A special edition DVD was distributed by Anchor Bay Entertainment in the United States in May 2005. Special features included interviews with Corey Haim and Corey Feldman, audio commentary with Greg Beeman and Neil Tolkin, deleted scenes, TV spots, theatrical trailers, and the film's screenplay (DVD-ROM).

In January 2012, Anchor Bay released the film on Blu-ray.

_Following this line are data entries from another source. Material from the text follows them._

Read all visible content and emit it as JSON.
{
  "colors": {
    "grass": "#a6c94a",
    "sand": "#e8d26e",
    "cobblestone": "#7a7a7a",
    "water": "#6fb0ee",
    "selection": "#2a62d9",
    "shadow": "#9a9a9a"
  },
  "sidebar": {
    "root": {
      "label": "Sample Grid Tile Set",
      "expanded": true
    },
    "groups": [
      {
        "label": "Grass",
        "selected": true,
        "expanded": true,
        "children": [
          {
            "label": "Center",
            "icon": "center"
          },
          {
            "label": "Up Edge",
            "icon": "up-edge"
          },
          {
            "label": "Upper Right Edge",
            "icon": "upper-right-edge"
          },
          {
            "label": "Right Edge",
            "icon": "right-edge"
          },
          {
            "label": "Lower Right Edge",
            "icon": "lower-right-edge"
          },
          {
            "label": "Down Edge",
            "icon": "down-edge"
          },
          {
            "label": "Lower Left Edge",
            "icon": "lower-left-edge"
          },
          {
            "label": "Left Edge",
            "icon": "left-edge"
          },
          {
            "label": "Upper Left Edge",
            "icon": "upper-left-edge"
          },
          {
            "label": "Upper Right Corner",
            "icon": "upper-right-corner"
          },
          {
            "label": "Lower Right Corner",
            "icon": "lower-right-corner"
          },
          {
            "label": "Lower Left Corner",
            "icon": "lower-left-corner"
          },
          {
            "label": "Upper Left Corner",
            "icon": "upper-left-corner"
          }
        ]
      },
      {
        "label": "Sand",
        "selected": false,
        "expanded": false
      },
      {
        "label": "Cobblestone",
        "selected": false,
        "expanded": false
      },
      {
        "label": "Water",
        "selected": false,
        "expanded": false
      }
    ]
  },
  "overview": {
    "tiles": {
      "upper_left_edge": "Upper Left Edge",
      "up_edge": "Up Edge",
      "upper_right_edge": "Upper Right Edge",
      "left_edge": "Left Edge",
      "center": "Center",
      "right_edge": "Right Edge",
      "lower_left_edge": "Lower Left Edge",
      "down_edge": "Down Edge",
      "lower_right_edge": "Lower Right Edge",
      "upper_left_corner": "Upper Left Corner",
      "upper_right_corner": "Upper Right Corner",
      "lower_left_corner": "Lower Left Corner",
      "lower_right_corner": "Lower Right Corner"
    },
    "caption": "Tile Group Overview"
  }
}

==Unmade sequel and trilogy==
In an interview on Larry King Live, on March 10, 2010, the day of Corey Haim's death, Corey Feldman claimed that he and Haim had been developing a sequel, titled License to Fly, an idea initiated by Haim. Feldman also claimed that there were tentative plans for a trilogy, with a third installment called License to Dive.

==Reboot==
As of 2017, Fox Studios and Davis Entertainment were developing a female-driven reboot based on the film.